There’s a certain smoothness to the surface formed when hundreds and hundreds of pages are pressed firmly together. There’s nothing quite like it, actually. You feel a surface and yet you’re keenly aware of each page. Beautiful, really. It’s reminiscent of a wood floor. Perhaps a sign of the pages’ forebears.

It’s interesting to think about what a book might look like if it didn’t look like a book. Ebooks look like books. Why? Does a book mean two covers and pages between? Would you read a book if it didn’t have those features (physical or digital)? Would you call a thing without those features a book? If so, why? If not, why not? How does a book feel? How does it sound?

Why am I asking all these questions about books? I’ll explain…

Another habit of mine is flipping through books before reading them…looking for pictures, judging chapter length, gauging vocabulary, sensing tone, and looking for quotes.

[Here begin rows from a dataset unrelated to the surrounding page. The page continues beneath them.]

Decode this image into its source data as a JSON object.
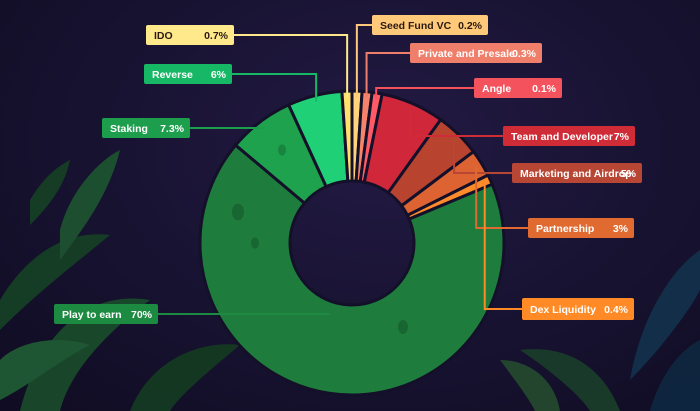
{
  "chart_data": {
    "type": "pie",
    "title": "",
    "legend_placement": "callouts around donut",
    "segments": [
      {
        "label": "Seed Fund VC",
        "value_text": "0.2%",
        "value": 0.2,
        "color": "#ffd37a",
        "label_bg": "#ffc97a",
        "text_color": "#2a1a10"
      },
      {
        "label": "Private and  Presale",
        "value_text": "0.3%",
        "value": 0.3,
        "color": "#f5846a",
        "label_bg": "#ef7e6a",
        "text_color": "#ffffff"
      },
      {
        "label": "Angle",
        "value_text": "0.1%",
        "value": 0.1,
        "color": "#ff5a66",
        "label_bg": "#f4525c",
        "text_color": "#ffffff"
      },
      {
        "label": "Team and Developer",
        "value_text": "7%",
        "value": 7,
        "color": "#d0283a",
        "label_bg": "#cf2c38",
        "text_color": "#ffffff"
      },
      {
        "label": "Marketing and Airdrop",
        "value_text": "5%",
        "value": 5,
        "color": "#b8432f",
        "label_bg": "#b84634",
        "text_color": "#ffffff"
      },
      {
        "label": "Partnership",
        "value_text": "3%",
        "value": 3,
        "color": "#dd6432",
        "label_bg": "#e06a30",
        "text_color": "#ffffff"
      },
      {
        "label": "Dex Liquidity",
        "value_text": "0.4%",
        "value": 0.4,
        "color": "#ff8a2a",
        "label_bg": "#ff8a26",
        "text_color": "#ffffff"
      },
      {
        "label": "Play to earn",
        "value_text": "70%",
        "value": 70,
        "color": "#1e7d3c",
        "label_bg": "#1c8a40",
        "text_color": "#ffffff"
      },
      {
        "label": "Staking",
        "value_text": "7.3%",
        "value": 7.3,
        "color": "#1ea24e",
        "label_bg": "#1d9e4c",
        "text_color": "#ffffff"
      },
      {
        "label": "Reverse",
        "value_text": "6%",
        "value": 6,
        "color": "#1fd077",
        "label_bg": "#17b865",
        "text_color": "#ffffff"
      },
      {
        "label": "IDO",
        "value_text": "0.7%",
        "value": 0.7,
        "color": "#ffe16b",
        "label_bg": "#ffe98a",
        "text_color": "#2a1a10"
      }
    ]
  }
}
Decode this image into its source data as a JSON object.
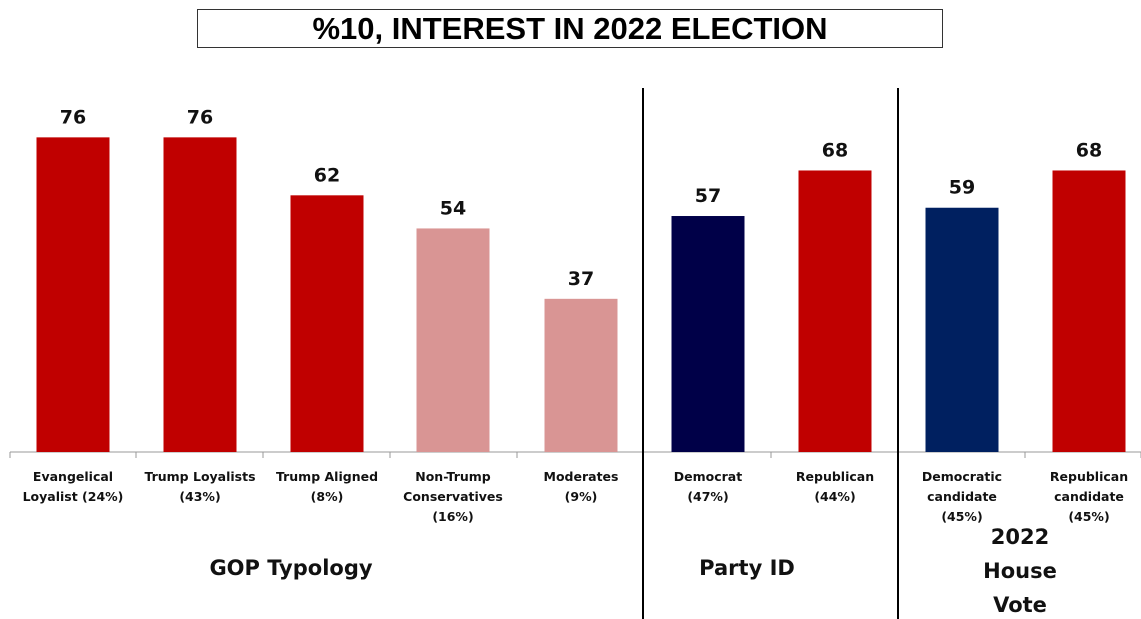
{
  "chart_data": {
    "type": "bar",
    "title": "%10, INTEREST IN 2022 ELECTION",
    "ylim": [
      0,
      100
    ],
    "grid": false,
    "bars": [
      {
        "label": [
          "Evangelical",
          "Loyalist (24%)"
        ],
        "value": 76,
        "color": "#c00000",
        "group": 0
      },
      {
        "label": [
          "Trump Loyalists",
          "(43%)"
        ],
        "value": 76,
        "color": "#c00000",
        "group": 0
      },
      {
        "label": [
          "Trump Aligned",
          "(8%)"
        ],
        "value": 62,
        "color": "#c00000",
        "group": 0
      },
      {
        "label": [
          "Non-Trump",
          "Conservatives",
          "(16%)"
        ],
        "value": 54,
        "color": "#d99594",
        "group": 0
      },
      {
        "label": [
          "Moderates",
          "(9%)"
        ],
        "value": 37,
        "color": "#d99594",
        "group": 0
      },
      {
        "label": [
          "Democrat",
          "(47%)"
        ],
        "value": 57,
        "color": "#000048",
        "group": 1
      },
      {
        "label": [
          "Republican",
          "(44%)"
        ],
        "value": 68,
        "color": "#c00000",
        "group": 1
      },
      {
        "label": [
          "Democratic",
          "candidate",
          "(45%)"
        ],
        "value": 59,
        "color": "#002060",
        "group": 2
      },
      {
        "label": [
          "Republican",
          "candidate",
          "(45%)"
        ],
        "value": 68,
        "color": "#c00000",
        "group": 2
      }
    ],
    "groups": [
      {
        "label": [
          "GOP Typology"
        ]
      },
      {
        "label": [
          "Party ID"
        ]
      },
      {
        "label": [
          "2022",
          "House",
          "Vote"
        ]
      }
    ]
  }
}
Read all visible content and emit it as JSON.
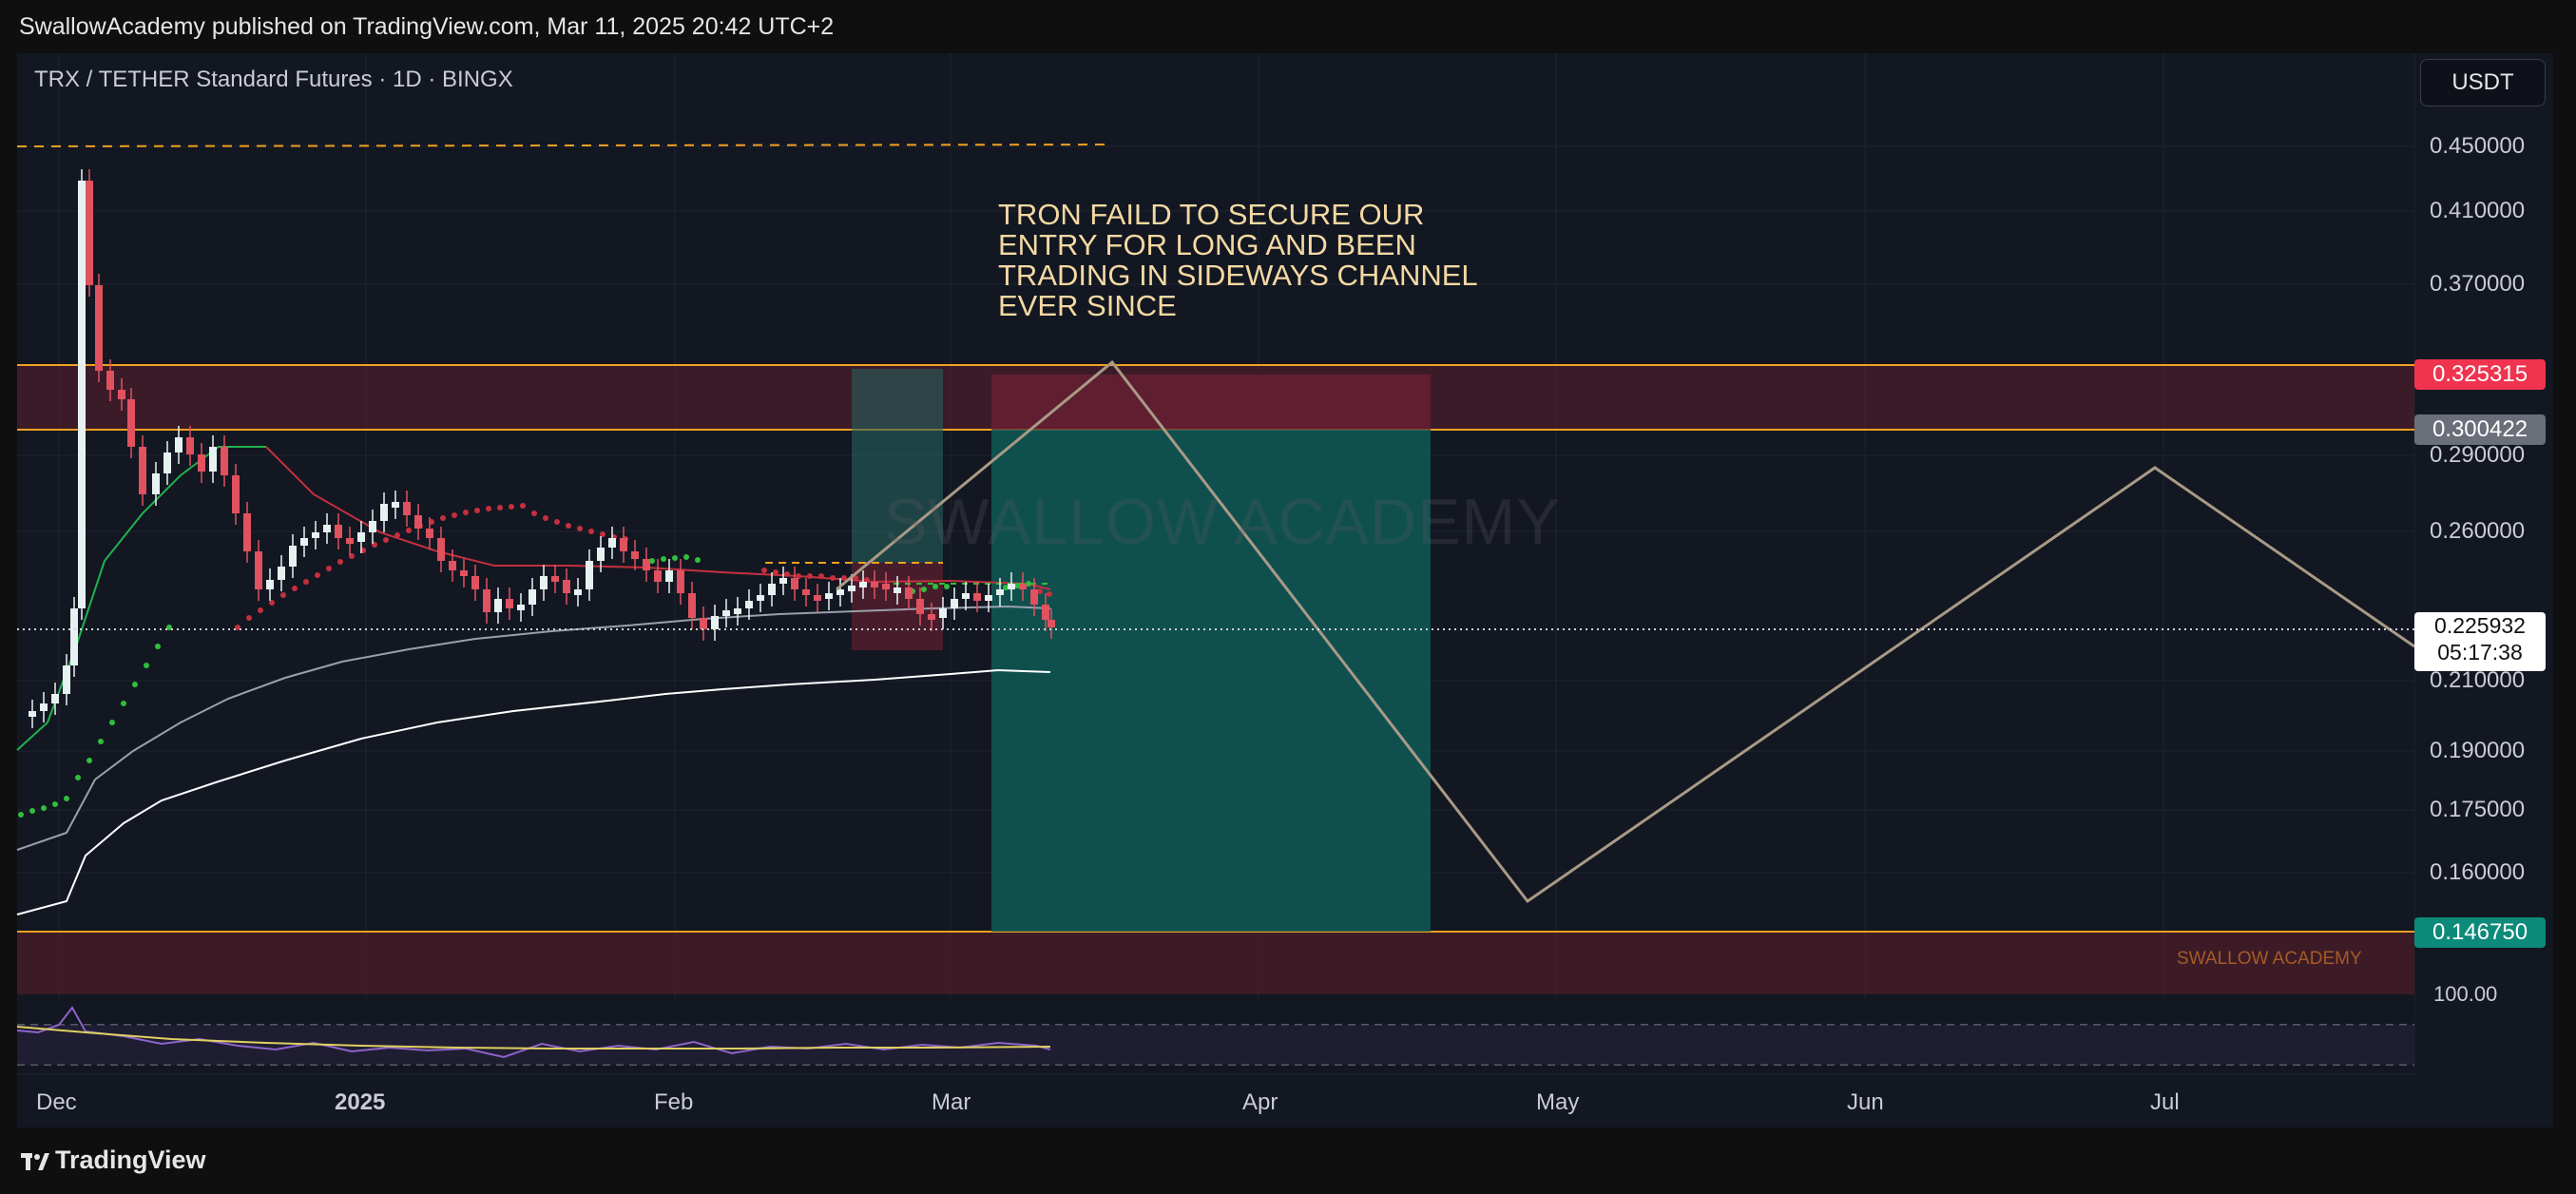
{
  "header": {
    "published_line": "SwallowAcademy published on TradingView.com, Mar 11, 2025 20:42 UTC+2"
  },
  "symbol": {
    "title": "TRX / TETHER Standard Futures · 1D · BINGX",
    "currency_button": "USDT"
  },
  "annotation_text": "TRON FAILD TO SECURE OUR ENTRY FOR LONG AND BEEN TRADING IN SIDEWAYS CHANNEL EVER SINCE",
  "watermark": {
    "center": "SWALLOW ACADEMY",
    "corner": "SWALLOW ACADEMY"
  },
  "price_axis": {
    "labels": [
      "0.450000",
      "0.410000",
      "0.370000",
      "0.290000",
      "0.260000",
      "0.210000",
      "0.190000",
      "0.175000",
      "0.160000"
    ],
    "rsi_label": "100.00"
  },
  "price_tags": {
    "resistance_top": "0.325315",
    "resistance_bottom": "0.300422",
    "current_price": "0.225932",
    "countdown": "05:17:38",
    "support": "0.146750"
  },
  "time_axis": [
    "Dec",
    "2025",
    "Feb",
    "Mar",
    "Apr",
    "May",
    "Jun",
    "Jul"
  ],
  "footer": {
    "brand": "TradingView"
  },
  "colors": {
    "background": "#131722",
    "resistance_zone": "#5e1f2f",
    "support_zone": "#4b1d2a",
    "profit_zone": "#0f5a56",
    "loss_zone": "#6b2233",
    "projection_line": "#a99a86",
    "level_line": "#f0a020",
    "ema_green": "#22b14c",
    "ema_red": "#c4303e",
    "sar_dots": "#2fbf3c"
  }
}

Near the very end of Designing Interactions on page 733, I zeroed in on a passage where Moggridge explains the brainstorming process at IDEO:

Brainstorming can give a fast start to ideation and is often the most useful early on, as the constraints are being shaken out. A typical brainstorm at IDEO has eight to ten participants, with one or two experienced recorders, dubbed, scribes, who record the ideas as they flow from the group. Each session lasts about an hour and 50 to 100 ideas are recorded…Ideas can come at any time, often from unexpected directions.

50 to 100 ideas! In about an hour! Fifty. to. One hundred. Ideas! Unbelievable! And wonderful.

So then why all the questions about books? Because I feel like I should be asking those questions about everything — and today it happened to be a book — in order to grow as a designer.

If as an interaction designer I’m going to shape others’ lives with interactive artifacts,  then shouldn’t I be constantly/consciously evaluating and re-evaluating my own interactions and how they shape my life? So that when I’m on a team, I can contribute my share of the 50-100 ideas generated during that first brainstorming session?